On Fri, 14 Jul 2006 22:00:26 -0600, Virgil <email@example.com> wrote:
>In article <firstname.lastname@example.org>, > Lester Zick <DontBother@nowhere.net> wrote: > >> On Fri, 14 Jul 2006 18:41:42 -0300, "Shmuel (Seymour J.) Metz" >> <email@example.com> wrote: >> >> >In <firstname.lastname@example.org>, on 07/13/2006 >> > at 09:42 AM, email@example.com said: >> > >> >>However typical set theory definitions which run >> >>along the lines of a "set of all points which . . ." do turn out to >> >>be a joke because they invariably rely on various geometric >> >>assumptions regarding figures such as planes, lines, etc. >> > >> >Nonsense. Set Theory neither relies on geometric assumptions nor does >> >it talk about figures. Now, you can certainly apply Set Theory to >> >Geometry, but then what you have are geometric definitions, not Set >> >Theory definitions. >> >> Are you an idiot? If you define a circle as the "set of all points >> equidistant from any point" you are not using a set theory definition >> for a geometric figure? > >As no set theory of my acquaintance requires any definition of >distances between points, I would say that any definition which does >refer to distances is certainly not purely set theoretic, and is at >least partly geometric.
Of course it's geometric. That's the whole problem with "set of all points . . ." definitions in set theory. They just describe what is already known implicitly from other geometric assumptions and reasoning. They don't originate with set theory so claiming set theory in that form as a universal basis for all math is absurd.

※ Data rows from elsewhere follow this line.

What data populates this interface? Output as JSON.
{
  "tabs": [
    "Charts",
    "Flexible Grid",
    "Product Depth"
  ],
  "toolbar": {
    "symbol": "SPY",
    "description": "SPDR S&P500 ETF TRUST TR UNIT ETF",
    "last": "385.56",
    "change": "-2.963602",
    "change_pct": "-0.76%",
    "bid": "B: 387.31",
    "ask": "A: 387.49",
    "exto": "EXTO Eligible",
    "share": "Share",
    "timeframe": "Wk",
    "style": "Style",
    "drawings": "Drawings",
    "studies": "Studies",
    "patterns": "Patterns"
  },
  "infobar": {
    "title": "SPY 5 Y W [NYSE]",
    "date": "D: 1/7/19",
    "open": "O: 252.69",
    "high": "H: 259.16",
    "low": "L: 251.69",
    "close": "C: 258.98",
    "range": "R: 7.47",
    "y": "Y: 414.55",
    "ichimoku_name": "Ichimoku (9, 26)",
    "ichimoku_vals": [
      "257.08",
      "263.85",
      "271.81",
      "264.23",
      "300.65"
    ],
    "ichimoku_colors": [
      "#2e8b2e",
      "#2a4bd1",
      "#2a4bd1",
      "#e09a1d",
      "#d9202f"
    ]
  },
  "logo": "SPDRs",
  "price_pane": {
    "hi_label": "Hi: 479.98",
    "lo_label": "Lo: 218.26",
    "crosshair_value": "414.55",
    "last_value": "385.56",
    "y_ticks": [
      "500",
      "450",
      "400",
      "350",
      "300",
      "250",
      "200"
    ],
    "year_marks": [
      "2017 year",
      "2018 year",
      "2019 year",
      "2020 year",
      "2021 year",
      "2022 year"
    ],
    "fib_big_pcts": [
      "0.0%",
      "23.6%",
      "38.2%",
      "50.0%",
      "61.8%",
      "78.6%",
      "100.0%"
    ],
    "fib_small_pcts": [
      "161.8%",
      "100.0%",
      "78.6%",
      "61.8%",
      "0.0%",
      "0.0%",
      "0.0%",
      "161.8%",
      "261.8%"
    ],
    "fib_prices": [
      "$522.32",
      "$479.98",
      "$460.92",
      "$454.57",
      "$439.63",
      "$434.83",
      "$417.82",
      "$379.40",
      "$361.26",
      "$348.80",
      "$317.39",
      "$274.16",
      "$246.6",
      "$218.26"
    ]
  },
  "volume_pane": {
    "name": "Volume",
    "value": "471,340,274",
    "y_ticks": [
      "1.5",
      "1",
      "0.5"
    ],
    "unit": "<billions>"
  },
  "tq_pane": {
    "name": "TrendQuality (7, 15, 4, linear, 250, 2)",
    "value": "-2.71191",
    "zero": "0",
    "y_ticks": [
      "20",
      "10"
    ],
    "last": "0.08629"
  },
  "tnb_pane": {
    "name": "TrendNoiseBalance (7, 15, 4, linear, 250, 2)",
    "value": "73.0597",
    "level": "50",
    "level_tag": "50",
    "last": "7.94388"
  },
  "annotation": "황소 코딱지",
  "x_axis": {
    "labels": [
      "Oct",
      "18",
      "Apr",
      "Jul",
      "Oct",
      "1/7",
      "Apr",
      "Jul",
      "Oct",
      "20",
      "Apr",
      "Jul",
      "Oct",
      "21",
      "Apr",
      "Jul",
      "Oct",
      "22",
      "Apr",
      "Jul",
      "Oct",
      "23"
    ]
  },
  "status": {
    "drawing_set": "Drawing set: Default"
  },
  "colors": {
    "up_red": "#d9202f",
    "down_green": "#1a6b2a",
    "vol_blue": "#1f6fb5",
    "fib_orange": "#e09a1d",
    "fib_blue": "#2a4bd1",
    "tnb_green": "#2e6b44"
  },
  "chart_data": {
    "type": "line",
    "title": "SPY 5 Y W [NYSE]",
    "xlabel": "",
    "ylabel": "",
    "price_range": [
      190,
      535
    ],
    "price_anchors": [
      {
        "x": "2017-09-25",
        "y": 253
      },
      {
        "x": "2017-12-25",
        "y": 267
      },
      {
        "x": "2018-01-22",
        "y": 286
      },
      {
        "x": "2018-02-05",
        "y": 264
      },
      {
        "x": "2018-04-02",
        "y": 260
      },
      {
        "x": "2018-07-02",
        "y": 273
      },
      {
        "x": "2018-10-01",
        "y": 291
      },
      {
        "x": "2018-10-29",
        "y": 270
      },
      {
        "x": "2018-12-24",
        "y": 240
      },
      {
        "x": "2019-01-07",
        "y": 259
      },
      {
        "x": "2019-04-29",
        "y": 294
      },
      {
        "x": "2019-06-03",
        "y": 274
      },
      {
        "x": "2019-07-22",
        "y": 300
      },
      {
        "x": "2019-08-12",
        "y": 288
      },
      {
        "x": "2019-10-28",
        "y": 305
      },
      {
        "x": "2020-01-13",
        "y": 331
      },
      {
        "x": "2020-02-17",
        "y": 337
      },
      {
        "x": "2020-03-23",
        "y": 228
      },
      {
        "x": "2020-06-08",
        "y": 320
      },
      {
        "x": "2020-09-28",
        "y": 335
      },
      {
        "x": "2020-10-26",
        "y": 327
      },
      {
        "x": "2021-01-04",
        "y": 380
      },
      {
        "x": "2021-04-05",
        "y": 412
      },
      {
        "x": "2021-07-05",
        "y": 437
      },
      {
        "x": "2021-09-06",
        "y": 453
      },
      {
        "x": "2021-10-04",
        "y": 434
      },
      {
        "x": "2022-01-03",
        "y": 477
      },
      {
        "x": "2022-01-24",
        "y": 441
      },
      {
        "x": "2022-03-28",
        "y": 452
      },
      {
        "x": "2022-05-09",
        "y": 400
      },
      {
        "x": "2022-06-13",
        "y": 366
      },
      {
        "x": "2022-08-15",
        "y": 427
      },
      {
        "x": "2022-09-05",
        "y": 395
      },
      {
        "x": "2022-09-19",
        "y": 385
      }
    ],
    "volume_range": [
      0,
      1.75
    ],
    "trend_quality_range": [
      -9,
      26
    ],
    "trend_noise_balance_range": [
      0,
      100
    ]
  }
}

Yet set theorists go right ahead and proclaim such things all the time.
The other problem is that whatever the foundation of set theory may be every constituent definition is a critical part of the edifice. A chain is no stronger than its weakest link. What is it that proves "set of all points . . ." definitions true? I've already gone round and round with mathematikers who conflate transcendental numbers with irrational numbers for no better reason that both are described in rational terms with non repeating fractional expansions when in point of fact one describes curves and the other straight lines.